U.S. federal officials have agreed to review whether enough is being done to protect grizzly bears in the U.S. The move comes after environmentalists sued the government over its lack of attention to the endangered species and demanded that the government do more to restore the animals to more areas, according to a court settlement Dec. 9.
A review of states in the continental U.S. would look at potential grizzly bear habitats, people who live in those areas and how far they are from existing populations.
Chris Servheen, former coordinator of the government’s grizzly bear recovery program, said while the review would look at potential habitats for the bears, it might also distract from efforts underway to protect them.
“It just doesn’t make sense to look for new places for bears when we don’t have enough money to deal with the existing areas we have,” he said.
Since 1975, grizzly bears have been technically protected as an endangered species throughout the U.S., excluding Alaska. These protections have allowed a slow recovery of the species in a handful of areas. Today, an estimated 1,900 grizzly bears live in portions of Montana, Wyoming, Idaho and Washington.

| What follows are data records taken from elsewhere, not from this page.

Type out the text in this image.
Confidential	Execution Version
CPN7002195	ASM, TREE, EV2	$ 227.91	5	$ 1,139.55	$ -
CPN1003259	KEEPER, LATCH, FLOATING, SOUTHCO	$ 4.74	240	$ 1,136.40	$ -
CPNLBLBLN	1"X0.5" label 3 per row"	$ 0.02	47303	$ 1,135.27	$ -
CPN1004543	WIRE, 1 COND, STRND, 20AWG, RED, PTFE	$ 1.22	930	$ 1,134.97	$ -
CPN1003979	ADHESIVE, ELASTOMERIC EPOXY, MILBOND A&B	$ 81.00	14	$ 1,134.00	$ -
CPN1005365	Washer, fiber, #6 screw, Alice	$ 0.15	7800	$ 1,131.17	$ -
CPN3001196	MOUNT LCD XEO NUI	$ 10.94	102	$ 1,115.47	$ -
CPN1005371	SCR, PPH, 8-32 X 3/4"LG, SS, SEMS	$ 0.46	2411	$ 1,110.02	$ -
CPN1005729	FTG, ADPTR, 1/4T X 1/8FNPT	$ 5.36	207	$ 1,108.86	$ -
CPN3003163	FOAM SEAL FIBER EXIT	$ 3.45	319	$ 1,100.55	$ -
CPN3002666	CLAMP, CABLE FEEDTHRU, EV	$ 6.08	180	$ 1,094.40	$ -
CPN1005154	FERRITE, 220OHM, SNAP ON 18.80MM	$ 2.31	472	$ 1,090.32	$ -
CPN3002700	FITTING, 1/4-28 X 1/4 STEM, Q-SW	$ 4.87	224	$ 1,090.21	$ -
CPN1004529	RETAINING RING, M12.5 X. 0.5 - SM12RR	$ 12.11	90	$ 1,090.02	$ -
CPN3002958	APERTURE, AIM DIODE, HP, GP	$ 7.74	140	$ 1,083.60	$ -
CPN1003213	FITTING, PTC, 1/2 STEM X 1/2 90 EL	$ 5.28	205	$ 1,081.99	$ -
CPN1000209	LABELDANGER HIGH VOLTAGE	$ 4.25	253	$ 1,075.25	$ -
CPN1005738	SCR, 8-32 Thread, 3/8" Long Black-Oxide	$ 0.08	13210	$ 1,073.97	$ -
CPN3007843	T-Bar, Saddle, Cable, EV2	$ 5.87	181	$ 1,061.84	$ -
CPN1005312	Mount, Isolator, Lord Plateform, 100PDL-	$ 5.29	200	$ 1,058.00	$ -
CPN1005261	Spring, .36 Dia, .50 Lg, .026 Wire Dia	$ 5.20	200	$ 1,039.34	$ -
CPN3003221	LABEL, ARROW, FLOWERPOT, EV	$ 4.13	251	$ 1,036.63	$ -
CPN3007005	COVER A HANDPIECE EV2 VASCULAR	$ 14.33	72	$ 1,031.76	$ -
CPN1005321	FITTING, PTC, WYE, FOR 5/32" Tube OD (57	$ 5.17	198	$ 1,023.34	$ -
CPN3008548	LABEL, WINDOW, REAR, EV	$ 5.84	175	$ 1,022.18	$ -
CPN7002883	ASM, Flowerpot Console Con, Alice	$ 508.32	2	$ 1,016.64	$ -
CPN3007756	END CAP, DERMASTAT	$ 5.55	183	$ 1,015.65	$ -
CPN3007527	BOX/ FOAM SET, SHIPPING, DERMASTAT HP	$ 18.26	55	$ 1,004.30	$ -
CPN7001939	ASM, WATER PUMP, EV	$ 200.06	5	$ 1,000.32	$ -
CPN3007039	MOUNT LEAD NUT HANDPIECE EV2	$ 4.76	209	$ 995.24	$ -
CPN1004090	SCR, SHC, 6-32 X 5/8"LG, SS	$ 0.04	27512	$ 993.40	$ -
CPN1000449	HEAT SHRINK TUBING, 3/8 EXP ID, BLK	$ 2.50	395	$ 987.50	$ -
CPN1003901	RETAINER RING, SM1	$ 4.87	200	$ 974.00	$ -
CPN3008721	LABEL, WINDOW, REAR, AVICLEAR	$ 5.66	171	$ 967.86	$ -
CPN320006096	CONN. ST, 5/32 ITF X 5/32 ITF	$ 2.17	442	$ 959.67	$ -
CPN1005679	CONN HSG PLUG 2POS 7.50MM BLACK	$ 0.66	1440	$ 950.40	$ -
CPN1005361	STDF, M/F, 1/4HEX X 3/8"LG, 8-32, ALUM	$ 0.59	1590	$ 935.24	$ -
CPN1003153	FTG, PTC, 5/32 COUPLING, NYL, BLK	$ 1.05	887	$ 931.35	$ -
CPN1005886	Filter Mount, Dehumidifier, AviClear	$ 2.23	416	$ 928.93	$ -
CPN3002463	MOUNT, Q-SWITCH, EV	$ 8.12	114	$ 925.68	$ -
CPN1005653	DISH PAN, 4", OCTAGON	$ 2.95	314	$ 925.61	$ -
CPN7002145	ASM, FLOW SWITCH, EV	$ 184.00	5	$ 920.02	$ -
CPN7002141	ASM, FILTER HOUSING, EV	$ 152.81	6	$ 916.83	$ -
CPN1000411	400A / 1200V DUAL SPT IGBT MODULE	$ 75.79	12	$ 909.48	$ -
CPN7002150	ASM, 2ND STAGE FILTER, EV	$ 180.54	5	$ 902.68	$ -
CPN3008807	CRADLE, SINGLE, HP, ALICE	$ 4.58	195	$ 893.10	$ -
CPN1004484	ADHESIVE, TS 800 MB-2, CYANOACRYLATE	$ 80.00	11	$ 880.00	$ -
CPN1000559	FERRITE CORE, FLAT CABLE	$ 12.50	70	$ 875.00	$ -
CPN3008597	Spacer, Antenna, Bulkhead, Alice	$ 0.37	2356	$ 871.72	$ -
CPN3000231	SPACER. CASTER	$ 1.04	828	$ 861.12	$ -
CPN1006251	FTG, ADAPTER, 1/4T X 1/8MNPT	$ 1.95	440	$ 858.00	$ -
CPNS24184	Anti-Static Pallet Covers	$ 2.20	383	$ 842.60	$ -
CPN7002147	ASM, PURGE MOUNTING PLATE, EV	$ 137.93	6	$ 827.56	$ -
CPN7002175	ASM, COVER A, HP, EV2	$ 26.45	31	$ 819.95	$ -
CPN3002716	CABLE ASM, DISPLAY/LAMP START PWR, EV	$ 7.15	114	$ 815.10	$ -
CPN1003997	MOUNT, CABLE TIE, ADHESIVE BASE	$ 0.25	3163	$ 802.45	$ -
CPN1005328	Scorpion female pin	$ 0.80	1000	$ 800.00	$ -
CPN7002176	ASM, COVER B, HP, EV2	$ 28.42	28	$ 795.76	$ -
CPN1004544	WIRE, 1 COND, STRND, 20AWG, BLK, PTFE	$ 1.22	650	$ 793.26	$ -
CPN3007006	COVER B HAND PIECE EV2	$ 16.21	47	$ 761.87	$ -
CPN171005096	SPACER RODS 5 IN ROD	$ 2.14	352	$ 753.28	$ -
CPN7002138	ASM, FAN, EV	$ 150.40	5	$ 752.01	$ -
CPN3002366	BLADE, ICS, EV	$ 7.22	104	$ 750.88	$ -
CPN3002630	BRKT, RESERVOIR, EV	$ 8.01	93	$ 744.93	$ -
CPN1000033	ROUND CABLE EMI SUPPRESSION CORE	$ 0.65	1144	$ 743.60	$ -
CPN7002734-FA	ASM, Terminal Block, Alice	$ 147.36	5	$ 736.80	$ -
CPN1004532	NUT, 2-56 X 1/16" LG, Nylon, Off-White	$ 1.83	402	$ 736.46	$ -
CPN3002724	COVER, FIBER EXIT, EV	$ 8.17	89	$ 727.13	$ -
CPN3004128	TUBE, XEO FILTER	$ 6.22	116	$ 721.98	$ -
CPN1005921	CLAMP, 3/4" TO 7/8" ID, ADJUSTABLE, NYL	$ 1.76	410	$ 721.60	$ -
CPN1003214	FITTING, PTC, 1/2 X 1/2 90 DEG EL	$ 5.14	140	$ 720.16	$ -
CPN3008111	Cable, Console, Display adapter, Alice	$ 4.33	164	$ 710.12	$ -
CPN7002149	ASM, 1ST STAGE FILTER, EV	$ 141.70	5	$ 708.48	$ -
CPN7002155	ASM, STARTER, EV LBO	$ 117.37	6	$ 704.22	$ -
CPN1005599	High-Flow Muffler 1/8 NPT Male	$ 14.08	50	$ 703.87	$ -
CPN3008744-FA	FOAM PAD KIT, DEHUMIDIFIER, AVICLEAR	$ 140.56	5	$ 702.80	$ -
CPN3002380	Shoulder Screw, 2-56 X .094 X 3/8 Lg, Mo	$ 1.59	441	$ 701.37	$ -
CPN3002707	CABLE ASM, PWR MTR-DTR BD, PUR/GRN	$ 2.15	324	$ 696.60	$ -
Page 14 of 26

This is significantly less than the species count up until the early 20th century, when tens of thousands of grizzly bears populated the western parts of the nation. However, due to hunting, trapping and habitat loss, many were wiped out.
In a June lawsuit, the Center for Biological Diversity pushed for officials to consider restoring grizzlies to California, Oregon, Colorado, New Mexico, Utah and Nevada. As a result of the lawsuit, the U.S. Fish and Wildlife Service agreed to a grizzly status review that could lay the groundwork for new grizzly restoration plans in the west, according to The Associated Press.
However, the agreement has not been fully resolved, as the lawsuit also sought an update to the government’s recovery plan for grizzlies.
Throughout the last several years, there has been a significant increase in predator restoration efforts among wildlife activists. Last year, a group of environmentalists sued to block grizzly hunts in Wyoming and Idaho. The hunts were scheduled after the Fish and Wildlife Service determined approximately 700 grizzlies in and around Yellowstone National Park no longer needed protection. As a result, the federal judge restored protections.
Right now, Colorado activists are also working to get an initiative on the 2020 ballot that will reintroduce gray wolves to the west side of the Continental Divide. Many ranchers and hunters are campaigning against the proposal.
The federal grizzly bear protection review, ordered by U.S. District Judge Dana Christensen, will be completed March 31, 2021.